At least 22 people have been killed, according to Somalia’s Disaster Management Agency (SoDMA). Somalia has also been experiencing its longest drought on record.

“It will take multiple rainy seasons to reverse the impacts of the drought,” said Wilton, noting that four million livestock have died.

“We are witnessing the Shabelle river’s worst flooding event in the last 30 years. The situation for many displaced families is very precarious right now,” said Ezana Kassa, the head of United Nations Food and Agriculture Organization (FAO) Somalia. “Livelihoods have been destroyed and the risk of water borne diseases are on the rise.”

Flooding is reported to be greatest in Somalia’s central state of Hirshabelle, where water levels have also forced the closure of government offices, schools and hospitals. Footage from the town of Belet Weyne shows residents wading through waist-deep waters.

“I am at a loss for words at the suffering of my people who have been going through so much without release,” Najima, whose family was forced to flee from Hirshabelle, told ABC News. “My aunt and my cousins have lost everything, their family photos, their valuables, their entire lives.”

She went on, “They are doing well in the circumstances but the devastation is too much to bear. There are no words.”

Scientists and climate activists warn that climate change is contributing to the extreme flooding and drought in Somalia.

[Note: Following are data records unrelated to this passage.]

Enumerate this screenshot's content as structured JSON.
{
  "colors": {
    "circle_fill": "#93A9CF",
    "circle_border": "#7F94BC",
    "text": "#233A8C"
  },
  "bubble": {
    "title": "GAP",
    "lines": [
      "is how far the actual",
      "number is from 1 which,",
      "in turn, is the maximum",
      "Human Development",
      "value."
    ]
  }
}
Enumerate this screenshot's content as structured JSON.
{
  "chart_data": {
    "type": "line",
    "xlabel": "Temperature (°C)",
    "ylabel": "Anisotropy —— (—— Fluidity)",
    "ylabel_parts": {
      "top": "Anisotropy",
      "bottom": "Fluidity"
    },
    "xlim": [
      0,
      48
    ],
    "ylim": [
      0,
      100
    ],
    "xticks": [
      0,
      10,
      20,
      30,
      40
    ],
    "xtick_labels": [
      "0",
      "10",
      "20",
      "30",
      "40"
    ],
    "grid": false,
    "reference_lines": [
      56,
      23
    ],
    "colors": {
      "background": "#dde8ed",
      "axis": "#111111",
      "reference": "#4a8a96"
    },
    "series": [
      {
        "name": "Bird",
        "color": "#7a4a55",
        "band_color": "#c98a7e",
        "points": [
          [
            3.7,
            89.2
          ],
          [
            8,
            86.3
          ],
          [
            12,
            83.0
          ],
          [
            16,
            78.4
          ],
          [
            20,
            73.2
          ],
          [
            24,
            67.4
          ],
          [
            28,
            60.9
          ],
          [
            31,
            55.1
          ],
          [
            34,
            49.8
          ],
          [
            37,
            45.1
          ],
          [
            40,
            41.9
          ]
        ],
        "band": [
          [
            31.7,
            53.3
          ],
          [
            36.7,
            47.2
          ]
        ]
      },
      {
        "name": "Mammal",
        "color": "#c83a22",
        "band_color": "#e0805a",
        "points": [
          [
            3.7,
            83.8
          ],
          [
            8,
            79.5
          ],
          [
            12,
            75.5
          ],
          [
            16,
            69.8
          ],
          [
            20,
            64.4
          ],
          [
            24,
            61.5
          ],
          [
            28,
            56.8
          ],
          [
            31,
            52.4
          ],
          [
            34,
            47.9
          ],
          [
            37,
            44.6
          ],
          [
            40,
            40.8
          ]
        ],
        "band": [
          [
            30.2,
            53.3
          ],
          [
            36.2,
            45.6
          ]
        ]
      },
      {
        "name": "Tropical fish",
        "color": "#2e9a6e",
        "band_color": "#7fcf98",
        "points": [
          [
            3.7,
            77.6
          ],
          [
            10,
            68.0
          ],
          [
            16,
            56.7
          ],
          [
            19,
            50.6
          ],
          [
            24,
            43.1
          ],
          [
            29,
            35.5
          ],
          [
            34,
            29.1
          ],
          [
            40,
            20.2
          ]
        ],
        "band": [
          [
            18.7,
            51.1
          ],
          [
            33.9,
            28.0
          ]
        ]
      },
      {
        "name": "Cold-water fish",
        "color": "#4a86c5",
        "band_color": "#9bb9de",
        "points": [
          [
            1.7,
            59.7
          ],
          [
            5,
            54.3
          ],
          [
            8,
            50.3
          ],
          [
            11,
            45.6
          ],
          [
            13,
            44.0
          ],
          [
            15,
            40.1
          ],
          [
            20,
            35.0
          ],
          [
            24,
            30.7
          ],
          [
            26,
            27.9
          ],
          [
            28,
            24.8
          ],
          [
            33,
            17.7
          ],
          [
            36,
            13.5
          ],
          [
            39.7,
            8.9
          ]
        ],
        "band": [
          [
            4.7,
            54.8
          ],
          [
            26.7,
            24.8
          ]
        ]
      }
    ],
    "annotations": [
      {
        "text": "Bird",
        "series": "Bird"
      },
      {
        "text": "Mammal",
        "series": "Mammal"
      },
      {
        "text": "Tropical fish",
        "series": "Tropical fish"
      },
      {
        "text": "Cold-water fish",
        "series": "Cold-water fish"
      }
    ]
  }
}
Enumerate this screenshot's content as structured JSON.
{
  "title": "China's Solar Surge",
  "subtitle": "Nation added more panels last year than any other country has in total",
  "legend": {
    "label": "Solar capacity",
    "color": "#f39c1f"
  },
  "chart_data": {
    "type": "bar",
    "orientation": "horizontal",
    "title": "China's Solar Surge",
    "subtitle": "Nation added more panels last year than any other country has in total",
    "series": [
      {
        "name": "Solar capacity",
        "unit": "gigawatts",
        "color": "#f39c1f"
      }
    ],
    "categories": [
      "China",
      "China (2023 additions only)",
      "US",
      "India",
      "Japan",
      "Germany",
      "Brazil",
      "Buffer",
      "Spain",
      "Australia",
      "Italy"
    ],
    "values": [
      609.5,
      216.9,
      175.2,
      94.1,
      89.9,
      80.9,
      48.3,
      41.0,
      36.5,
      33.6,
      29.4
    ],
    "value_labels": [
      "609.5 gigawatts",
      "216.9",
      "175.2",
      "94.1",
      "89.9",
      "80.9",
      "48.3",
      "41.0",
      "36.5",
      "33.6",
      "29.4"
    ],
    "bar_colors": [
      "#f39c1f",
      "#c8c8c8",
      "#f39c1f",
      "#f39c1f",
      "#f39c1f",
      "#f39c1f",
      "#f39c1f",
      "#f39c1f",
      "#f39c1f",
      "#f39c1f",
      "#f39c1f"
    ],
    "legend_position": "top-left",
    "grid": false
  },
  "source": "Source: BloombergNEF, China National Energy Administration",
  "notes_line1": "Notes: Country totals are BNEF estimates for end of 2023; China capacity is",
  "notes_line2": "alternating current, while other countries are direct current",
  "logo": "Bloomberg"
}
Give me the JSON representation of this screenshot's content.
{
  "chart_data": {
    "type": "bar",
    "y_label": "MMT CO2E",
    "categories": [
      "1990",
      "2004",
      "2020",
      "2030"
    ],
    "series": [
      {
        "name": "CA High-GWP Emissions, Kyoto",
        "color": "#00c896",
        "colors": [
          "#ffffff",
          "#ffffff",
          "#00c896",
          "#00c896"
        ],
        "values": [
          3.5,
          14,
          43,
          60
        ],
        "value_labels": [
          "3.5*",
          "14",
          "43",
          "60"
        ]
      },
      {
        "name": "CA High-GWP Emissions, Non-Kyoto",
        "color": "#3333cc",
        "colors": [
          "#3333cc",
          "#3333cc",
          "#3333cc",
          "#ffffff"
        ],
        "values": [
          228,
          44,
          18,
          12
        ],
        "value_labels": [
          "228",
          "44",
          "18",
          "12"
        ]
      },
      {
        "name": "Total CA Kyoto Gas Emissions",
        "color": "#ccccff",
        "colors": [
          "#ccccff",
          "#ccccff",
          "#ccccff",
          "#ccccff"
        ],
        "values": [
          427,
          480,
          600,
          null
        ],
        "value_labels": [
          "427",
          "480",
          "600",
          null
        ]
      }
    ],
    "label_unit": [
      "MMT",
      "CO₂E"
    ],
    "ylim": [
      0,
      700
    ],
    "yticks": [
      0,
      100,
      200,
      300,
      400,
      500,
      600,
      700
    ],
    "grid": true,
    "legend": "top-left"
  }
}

“Somalia contributes 0.03% to greenhouse gas emissions. But as I just witnessed, Somalis are among the greatest victims of the chaos caused by the climate crisis,” UN Secretary-General Antonio Guterres said at a news conference during his recent trip to Somalia in April.

He urged increased humanitarian support to the Horn of Africa to avert a famine crisis.

The UN forecasts as much as 1.6 million people could be impacted by flooding and over 600,000 displaced if heavy rains in Somalia and the Ethiopian highlands continue.